In an accompanying article, Stephen Hulley, M.D., M.P.H., of the University of California in San Francisco, and colleagues, looked at noncardiovascular effects of HRT during the 6.8 years of follow-up in HERS and HERS II participants.

They found that treatment with estrogen plus progestin in older women with coronary disease caused a two-fold increase in the rates of blood clots in the legs and lungs, with most of the increase in risk taking place in the first few years. There was nearly a 50 percent increase in the rates of gallbladder disease requiring surgery. There was no benefit of hormone therapy for any major disease outcome, including the overall risk of dying.
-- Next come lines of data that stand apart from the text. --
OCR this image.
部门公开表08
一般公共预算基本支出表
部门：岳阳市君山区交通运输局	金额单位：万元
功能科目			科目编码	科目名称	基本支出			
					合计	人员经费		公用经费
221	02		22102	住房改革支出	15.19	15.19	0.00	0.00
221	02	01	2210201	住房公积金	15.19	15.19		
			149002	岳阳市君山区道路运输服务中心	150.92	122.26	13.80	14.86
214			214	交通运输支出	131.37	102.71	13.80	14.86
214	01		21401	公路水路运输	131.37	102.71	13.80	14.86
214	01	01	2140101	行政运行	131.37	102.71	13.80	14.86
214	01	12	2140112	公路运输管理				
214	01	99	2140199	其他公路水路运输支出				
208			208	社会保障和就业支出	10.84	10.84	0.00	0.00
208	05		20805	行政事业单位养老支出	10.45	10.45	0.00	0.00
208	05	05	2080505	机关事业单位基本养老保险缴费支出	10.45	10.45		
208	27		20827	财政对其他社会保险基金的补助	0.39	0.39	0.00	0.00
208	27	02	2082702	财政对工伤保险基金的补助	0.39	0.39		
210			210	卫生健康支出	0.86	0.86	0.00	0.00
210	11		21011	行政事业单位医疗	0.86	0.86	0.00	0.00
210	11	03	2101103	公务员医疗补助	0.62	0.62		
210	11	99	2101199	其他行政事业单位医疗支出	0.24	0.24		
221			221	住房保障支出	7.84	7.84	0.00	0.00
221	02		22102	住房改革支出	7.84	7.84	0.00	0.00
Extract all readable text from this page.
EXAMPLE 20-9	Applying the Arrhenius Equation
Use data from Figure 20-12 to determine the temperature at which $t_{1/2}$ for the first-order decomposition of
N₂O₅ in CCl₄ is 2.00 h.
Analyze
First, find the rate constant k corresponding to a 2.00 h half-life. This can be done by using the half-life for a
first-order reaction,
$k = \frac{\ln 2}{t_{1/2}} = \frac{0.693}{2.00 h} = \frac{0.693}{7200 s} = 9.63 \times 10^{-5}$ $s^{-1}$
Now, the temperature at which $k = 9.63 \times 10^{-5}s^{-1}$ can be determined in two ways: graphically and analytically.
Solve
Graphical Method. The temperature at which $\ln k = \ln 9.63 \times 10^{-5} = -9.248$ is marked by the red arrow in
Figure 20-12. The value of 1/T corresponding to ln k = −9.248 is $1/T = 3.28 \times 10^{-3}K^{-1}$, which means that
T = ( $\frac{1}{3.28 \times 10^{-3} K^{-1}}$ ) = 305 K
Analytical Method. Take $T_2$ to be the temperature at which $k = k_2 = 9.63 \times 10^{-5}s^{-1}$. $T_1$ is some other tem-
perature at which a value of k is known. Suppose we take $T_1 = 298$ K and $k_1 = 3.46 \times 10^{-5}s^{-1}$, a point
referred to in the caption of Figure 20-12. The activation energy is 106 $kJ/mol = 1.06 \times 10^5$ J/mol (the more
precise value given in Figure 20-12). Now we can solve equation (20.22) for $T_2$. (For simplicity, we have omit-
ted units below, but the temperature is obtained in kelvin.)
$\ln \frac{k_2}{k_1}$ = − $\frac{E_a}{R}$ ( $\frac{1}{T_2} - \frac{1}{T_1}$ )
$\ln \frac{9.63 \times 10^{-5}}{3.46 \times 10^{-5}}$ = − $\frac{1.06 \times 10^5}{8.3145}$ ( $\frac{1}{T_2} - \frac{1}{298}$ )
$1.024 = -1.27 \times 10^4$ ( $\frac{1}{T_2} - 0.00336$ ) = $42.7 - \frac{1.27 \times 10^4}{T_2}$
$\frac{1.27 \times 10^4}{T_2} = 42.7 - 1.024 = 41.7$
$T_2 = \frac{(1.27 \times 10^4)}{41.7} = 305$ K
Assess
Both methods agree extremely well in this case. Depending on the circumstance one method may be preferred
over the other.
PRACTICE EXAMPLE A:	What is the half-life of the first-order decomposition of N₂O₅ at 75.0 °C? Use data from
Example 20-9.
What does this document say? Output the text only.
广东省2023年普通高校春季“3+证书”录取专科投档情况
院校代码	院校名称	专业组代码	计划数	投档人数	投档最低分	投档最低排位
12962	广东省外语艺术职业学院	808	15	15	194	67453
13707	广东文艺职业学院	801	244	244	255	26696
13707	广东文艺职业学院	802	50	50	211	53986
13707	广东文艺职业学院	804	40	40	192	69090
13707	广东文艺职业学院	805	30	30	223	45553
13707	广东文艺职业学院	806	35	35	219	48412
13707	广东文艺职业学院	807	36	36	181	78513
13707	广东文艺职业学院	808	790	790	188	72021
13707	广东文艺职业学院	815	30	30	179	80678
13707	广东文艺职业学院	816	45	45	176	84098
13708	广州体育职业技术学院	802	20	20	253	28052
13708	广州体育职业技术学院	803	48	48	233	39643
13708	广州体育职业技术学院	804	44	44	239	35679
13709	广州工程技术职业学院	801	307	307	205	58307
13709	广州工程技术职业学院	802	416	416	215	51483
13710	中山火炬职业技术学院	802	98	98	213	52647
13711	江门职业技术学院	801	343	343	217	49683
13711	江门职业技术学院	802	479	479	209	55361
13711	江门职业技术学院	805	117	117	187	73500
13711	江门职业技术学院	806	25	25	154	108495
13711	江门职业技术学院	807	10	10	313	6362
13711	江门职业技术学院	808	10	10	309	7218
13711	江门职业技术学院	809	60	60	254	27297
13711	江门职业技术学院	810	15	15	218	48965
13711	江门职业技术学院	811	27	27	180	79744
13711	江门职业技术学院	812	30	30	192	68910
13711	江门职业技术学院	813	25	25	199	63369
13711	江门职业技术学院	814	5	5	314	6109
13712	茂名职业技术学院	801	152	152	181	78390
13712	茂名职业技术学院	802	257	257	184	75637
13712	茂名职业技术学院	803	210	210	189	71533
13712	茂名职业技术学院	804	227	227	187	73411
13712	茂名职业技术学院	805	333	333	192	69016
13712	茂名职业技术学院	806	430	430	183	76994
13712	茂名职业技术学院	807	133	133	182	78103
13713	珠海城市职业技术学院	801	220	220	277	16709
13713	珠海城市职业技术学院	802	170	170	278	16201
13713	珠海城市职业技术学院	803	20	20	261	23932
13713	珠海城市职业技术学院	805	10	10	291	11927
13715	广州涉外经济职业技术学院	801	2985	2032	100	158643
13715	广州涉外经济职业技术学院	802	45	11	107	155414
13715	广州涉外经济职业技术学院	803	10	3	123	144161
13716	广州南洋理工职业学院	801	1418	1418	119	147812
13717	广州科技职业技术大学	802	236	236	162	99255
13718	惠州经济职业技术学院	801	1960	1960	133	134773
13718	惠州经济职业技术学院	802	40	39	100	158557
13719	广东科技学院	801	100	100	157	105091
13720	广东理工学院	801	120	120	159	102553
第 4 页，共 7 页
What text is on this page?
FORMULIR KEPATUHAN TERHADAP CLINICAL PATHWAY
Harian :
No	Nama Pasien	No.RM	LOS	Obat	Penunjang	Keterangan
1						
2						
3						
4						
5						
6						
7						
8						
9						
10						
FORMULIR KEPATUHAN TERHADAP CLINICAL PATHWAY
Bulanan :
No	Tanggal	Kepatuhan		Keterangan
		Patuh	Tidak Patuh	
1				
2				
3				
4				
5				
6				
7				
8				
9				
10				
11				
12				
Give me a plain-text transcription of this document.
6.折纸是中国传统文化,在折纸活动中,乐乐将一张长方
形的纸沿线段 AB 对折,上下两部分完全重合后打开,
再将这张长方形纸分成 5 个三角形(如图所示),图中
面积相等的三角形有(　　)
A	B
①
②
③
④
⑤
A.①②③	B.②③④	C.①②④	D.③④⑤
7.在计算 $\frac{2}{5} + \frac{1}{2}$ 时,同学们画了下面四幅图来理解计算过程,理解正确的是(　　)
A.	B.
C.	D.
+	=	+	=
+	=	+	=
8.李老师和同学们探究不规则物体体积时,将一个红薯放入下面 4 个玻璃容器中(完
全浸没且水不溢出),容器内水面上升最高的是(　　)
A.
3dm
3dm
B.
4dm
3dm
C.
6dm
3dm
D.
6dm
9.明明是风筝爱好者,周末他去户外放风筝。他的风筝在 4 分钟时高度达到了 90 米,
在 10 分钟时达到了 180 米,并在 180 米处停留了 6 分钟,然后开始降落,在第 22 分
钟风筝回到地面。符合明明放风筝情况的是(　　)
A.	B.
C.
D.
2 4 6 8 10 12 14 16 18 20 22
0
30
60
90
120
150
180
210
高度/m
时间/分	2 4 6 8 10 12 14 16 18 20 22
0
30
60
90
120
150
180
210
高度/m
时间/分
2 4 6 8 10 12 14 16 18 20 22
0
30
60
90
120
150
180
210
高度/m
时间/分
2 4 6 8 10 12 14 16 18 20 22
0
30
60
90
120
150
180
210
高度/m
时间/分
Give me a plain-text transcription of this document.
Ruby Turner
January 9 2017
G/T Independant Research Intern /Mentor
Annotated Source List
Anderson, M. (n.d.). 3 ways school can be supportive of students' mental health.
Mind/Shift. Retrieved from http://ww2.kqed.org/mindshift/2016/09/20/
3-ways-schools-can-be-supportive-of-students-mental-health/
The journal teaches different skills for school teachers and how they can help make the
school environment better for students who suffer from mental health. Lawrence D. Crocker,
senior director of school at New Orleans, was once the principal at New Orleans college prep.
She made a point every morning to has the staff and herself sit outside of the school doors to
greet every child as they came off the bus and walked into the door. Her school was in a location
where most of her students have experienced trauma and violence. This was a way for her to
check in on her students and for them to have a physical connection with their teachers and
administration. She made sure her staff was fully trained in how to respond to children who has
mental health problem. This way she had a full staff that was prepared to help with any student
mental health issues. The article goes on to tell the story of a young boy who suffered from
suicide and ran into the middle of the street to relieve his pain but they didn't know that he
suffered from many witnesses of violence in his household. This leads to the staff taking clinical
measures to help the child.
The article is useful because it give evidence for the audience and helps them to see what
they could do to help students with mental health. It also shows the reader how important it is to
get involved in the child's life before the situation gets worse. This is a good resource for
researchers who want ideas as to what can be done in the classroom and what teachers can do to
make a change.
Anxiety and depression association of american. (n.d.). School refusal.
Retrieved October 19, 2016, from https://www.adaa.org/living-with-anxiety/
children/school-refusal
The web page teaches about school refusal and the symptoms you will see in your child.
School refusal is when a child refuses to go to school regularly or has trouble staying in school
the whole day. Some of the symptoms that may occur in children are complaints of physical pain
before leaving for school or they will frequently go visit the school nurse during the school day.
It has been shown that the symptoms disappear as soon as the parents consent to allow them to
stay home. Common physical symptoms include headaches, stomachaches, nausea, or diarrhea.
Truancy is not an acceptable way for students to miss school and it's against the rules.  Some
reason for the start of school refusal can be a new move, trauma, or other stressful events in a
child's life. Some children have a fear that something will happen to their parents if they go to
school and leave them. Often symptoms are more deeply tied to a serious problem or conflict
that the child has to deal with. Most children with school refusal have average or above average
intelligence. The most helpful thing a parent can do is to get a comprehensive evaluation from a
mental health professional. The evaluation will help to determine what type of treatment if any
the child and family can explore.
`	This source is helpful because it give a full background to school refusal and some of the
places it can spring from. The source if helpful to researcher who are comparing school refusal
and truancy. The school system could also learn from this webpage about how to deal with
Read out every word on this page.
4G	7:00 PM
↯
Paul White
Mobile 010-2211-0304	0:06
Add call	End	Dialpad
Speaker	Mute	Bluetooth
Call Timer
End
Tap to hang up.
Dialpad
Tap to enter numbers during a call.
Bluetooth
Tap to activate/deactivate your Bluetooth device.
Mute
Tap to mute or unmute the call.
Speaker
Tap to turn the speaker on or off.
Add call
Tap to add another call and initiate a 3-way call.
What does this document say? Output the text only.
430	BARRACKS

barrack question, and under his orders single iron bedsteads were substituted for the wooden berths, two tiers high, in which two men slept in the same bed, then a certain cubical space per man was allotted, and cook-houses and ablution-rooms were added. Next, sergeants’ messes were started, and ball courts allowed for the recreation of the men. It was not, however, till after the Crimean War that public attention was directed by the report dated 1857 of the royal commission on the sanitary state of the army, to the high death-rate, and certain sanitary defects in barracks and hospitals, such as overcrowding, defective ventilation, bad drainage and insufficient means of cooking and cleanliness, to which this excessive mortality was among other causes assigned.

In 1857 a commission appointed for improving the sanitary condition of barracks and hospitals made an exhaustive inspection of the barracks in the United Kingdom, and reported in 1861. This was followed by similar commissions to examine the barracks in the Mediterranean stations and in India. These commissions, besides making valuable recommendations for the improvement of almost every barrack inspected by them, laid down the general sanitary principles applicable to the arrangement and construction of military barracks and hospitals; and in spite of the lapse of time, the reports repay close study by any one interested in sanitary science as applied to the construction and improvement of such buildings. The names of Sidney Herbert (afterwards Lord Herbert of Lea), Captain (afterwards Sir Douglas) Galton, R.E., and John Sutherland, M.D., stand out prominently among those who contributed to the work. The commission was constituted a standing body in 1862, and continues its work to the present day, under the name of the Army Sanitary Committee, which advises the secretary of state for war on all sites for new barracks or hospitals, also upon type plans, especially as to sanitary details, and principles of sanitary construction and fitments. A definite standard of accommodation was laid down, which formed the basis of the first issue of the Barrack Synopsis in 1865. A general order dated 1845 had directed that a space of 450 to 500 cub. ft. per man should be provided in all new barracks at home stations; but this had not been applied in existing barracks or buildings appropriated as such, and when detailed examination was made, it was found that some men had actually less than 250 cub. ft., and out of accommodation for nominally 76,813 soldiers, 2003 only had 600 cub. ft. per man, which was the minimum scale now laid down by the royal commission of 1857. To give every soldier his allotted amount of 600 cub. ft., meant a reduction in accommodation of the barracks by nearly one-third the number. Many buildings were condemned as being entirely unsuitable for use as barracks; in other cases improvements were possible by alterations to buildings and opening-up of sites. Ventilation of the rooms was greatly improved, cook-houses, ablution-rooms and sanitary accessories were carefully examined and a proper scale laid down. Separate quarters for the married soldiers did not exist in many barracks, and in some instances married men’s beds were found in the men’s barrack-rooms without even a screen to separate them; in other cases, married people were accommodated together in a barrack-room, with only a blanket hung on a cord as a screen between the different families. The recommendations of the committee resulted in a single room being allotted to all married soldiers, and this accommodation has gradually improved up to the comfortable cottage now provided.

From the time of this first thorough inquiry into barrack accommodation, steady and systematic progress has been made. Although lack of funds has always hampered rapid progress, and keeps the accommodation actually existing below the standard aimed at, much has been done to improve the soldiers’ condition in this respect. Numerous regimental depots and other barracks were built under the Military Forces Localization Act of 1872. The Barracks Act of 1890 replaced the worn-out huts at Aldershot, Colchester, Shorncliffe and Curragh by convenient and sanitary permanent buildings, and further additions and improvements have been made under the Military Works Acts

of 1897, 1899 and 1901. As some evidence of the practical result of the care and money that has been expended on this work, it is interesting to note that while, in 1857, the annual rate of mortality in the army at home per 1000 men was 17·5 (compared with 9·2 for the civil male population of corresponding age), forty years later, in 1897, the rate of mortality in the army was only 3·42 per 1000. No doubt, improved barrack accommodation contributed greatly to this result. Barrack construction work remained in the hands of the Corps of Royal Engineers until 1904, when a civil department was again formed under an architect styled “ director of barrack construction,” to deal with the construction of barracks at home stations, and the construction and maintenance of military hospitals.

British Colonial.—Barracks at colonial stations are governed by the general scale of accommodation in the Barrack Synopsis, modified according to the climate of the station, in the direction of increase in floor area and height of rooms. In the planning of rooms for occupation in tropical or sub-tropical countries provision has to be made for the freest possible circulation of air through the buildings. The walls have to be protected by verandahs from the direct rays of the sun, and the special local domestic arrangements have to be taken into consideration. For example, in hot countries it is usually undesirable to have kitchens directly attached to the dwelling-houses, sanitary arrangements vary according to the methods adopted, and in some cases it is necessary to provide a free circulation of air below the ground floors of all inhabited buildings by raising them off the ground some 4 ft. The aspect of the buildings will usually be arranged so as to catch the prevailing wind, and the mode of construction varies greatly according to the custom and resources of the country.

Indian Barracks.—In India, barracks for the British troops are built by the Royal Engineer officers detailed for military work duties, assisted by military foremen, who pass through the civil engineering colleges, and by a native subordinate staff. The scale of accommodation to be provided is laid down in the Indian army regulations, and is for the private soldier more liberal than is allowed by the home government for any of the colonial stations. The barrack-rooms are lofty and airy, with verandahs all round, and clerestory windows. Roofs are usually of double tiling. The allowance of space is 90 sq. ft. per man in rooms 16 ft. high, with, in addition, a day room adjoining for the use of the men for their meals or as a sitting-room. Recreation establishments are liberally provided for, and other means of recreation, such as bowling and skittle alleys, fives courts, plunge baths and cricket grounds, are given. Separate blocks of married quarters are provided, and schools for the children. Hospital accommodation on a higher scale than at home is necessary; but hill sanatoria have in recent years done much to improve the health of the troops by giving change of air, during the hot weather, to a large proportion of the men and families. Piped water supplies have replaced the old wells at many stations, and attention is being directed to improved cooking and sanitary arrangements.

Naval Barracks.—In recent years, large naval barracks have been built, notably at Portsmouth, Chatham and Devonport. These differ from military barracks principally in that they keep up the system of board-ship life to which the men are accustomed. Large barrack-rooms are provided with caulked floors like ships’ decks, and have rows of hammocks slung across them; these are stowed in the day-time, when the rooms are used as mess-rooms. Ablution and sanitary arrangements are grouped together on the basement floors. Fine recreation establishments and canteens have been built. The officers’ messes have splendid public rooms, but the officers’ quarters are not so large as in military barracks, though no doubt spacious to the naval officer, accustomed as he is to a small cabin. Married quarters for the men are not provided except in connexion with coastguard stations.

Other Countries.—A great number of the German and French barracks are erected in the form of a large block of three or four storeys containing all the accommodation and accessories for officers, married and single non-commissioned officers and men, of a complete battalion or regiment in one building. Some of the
The authors note that among younger and healthier women with menopausal symptoms such as hot flashes and insomnia, the clear benefit of hormone therapy in relieving symptoms could outweigh the risks, which would likely be smaller. Additional randomized clinical trials will be helpful for addressing this issue. Meanwhile, HERS and HERS II demonstrate that, among older women with coronary disease, hormone therapy using this estrogen plus progestin regimen has no benefit and causes significant harm.

Editor's Note: This study was funded by Wyeth-Ayerst Research. During the conduct of HERS, all authors were supported by contracts from Wyeth-Ayerst. For the financial disclosures of the authors, please see the JAMA article.

Editorial: Hormone Replacement Therapy for Prevention; More Evidence, More Pessimism

In an accompanying editorial, Diana B. Petitti, M.D., of Kaiser Permanente Southern California in Pasadena, writes that the findings of the two studies should not discourage postmenopausal women from taking other therapies that have been shown to decrease health risks associated with CHD. "Pessimism about HRT and ERT [estrogen replacement therapy] does not mean pessimism about disease prevention in postmenopausal women," she writes.

She names beta-blockers and aspirin as therapies that can help prevent CHD events, as well as other therapies that can lower the risk for various diseases and illnesses. "An appropriately pessimistic view of HRT as an omnibus agent to prevent disease in postmenopausal women should focus more attention on these preventive interventions, which have a strong evidence base," she concludes.